Mixtape

O sırada dinlediklerimiz...

Bu yazı, zamanında televizyon açıkken ders çalışmayı huy edinmiş, sonra aynı geleneği bilgisayarda oyun müzikleri açıkken saçmalamak yoluyla devam ettirmiş iki adamın deneysel çabasıdır...

Saatlerce konuşup bir türlü konuya girememekten büyük haz duyan bu iki şabalak, oyun müziklerinin verdiği ilhamla her şeyden bahseder ve en sonunda hiçbir şey anlatmazlar… Tüh, bak yine sonunu söyledik!

 

 

 

 

Garry Schyman - Girl In The Tower (Bioshock Infinite)

Atıl: “Kuledeki Kız” denmiş ama bu bildiğimiz Kız Kulesi. Notalara dikkat edecek olursan orası olduğunu anlayacaksın.

Sevgin: Gerçekten de bir deniz esintisi geldi buralara kadar. Hoş, şu anda bulutların üstündeyiz ama.

Atıl: Bu arada yanlış anlaşılmasın, benim Kız Kulesi ile bir problemim yok. Kendisini mimari açıdan beğeniyorum; benim sıkıntım felsefesi ile. Millet sevmiş de kavuşamamış, biz bakıp bakıp aşk romanı yazıyoruz.

Brian Tyler - Main Theme (Far Cry 3)

Sevgin: Bak şimdi. Ama sen spoiler’ı verdin daha ilk dakikadan. Yoksa ben de biliyorum “Tüm o gördüklerin aslında kültürlü bir mantarın eseriydi evlat; sen ölüm makinası falan değilsin, sen çok programlı çamaşır makinası bile olamazsın.” demeyi.

Atıl: Bazı kelimeler yazıldığı gibi söylenmiyor ihtiyar. Yoksa ben de kaç kere “Kate, adaya dönmeliyiz, burada her şey ateş pahası” demeye niyetlenir gibi oldum da bir türlü cümlenin sonunu getiremedim.

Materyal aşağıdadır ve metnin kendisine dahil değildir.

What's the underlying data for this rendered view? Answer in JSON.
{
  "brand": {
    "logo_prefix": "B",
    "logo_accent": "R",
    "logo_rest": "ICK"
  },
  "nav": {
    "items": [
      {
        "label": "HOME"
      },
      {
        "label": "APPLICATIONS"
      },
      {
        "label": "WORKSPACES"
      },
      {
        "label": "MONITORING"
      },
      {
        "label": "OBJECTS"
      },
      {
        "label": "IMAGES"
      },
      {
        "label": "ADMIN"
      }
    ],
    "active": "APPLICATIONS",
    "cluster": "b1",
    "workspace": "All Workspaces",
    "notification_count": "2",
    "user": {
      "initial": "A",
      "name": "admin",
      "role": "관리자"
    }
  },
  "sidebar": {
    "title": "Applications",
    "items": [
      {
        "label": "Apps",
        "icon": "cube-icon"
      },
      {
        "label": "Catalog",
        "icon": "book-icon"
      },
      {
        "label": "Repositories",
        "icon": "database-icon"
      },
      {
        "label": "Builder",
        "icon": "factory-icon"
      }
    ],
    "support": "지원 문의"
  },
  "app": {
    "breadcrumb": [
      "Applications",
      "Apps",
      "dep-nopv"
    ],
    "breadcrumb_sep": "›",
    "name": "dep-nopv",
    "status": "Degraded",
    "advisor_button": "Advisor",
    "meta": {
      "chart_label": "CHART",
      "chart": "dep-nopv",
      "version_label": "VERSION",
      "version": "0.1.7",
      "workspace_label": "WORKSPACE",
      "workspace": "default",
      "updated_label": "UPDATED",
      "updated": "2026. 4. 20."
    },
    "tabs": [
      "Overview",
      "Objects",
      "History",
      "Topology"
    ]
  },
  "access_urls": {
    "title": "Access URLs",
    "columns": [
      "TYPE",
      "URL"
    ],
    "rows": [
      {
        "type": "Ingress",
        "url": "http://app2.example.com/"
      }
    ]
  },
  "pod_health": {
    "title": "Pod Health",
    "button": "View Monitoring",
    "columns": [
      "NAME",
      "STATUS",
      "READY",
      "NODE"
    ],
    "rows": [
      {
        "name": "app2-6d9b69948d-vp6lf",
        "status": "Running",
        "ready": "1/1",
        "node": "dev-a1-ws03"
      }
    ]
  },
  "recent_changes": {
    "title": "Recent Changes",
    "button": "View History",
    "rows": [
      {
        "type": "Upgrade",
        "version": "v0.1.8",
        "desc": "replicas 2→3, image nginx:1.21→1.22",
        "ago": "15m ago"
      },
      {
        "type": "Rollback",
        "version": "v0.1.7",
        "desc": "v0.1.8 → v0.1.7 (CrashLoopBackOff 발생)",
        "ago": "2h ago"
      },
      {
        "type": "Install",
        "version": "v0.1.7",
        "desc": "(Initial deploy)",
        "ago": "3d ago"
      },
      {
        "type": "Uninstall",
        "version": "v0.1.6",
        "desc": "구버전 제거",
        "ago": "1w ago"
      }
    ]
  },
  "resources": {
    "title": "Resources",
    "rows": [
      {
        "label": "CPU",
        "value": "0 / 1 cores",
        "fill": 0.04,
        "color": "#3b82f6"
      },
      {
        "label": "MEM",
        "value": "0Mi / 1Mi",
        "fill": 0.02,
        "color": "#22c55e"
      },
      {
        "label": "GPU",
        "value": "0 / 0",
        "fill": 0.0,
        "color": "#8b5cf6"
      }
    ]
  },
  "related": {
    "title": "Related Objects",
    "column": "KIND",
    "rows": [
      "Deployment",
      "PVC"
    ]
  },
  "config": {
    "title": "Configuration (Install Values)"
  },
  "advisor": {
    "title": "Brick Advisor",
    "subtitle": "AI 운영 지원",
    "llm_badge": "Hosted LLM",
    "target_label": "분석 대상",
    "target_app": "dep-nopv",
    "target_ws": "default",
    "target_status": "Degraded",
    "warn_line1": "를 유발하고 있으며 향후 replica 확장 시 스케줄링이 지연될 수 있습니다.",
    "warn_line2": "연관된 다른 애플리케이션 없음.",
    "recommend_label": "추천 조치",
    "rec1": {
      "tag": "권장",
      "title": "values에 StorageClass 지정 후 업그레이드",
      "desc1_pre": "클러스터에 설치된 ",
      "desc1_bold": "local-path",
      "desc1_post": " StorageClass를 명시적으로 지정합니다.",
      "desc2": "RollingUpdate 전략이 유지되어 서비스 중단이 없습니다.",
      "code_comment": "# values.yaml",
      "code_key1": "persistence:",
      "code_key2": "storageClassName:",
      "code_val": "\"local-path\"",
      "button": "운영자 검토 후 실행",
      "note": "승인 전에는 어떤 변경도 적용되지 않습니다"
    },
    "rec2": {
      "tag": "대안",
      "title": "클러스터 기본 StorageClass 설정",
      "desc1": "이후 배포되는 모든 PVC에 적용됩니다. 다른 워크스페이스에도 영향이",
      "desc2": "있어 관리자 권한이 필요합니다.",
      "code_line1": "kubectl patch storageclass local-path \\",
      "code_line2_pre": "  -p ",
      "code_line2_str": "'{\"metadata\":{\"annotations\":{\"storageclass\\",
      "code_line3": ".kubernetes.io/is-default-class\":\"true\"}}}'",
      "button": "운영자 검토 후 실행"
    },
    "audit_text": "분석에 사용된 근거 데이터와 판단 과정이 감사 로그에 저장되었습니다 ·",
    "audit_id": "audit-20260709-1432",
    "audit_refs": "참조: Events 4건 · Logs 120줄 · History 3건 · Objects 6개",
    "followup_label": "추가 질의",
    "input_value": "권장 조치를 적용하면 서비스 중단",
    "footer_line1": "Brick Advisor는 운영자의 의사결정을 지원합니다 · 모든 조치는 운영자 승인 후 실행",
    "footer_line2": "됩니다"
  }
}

Sevgin: Peki nedir bu ada sevdası? Ataların nesiller boyu yerleşik hayata geçmeye çalışmışken sendeki bu “Sembol bu hafta da benim olmalı”cılık hoş mu yani?

Atıl: Aslına bakarsan ben dokunulmazlık oyunlarında daha başarılıyım. Bu naçiz bedenimi bunca yıldır kimselere dokundurmadan adalarda muhafaza ediyorum. Adeta kovaladıkça kaçan ateş böceğiyim.

Jason Graves - Survivor (Tomb Raider) 

Sevgin: Gerçekten de öyle. Sende Lara’nın o yeni mezun olmuş, ürkek, kırılgan ama bir o kadar da ateşli, deli dolu, dolu dolu. Dikkatim dağıldı pardon.

Atıl: Abi zaten kızları gözleri açılmadan kafesleyeceksin, sonra yedirmiyorlar... Lan! Yoksa bu konuşma aslında hiçbir zaman yapılmadı mı? Ve hatta ben, kahvede okeye dönen birinin zihninde yarattığı bir karakter miyim?

Sevgin: Eğer öyleyse de karakter yaratma ekranında üzerinde pek uğraşmamışlar maalesef. Adeta next, next bugünlere gelmişsin. Uzay boşluğunda kilobyte’lar kaplıyorsun yersizce. Çekil, oraya mp3 gelecek.

Neil Davidge - Aweaking (HALO 4)

Atıl: Hazır elin değmişken, eğer hard diskte falan fazla hanım arkadaş varsa sürükleyip üzerime bırakabilirsen çok makbule geçecek. Teşekkürler.

Sevgin: Valla o konuda söz veremiyorum ama minimal bir yapay zeka ayarlayabilirim. Koca evren, yarenlik eder sana. Fena mı?

Atıl: Kim çıtı pıtı, hanım hanımcık bir yapay zekaya hayır diyebilir ki? Merhaba yapay zeka, nüfus cüzdanının bir adet fotokopisine ihtiyacım olacaktı.

Sevgin: Heh! Ben sana Samanyolu diyorum, sen bana Berkant diyorsun. İşte vizyon. Teşekkürler Türkiye!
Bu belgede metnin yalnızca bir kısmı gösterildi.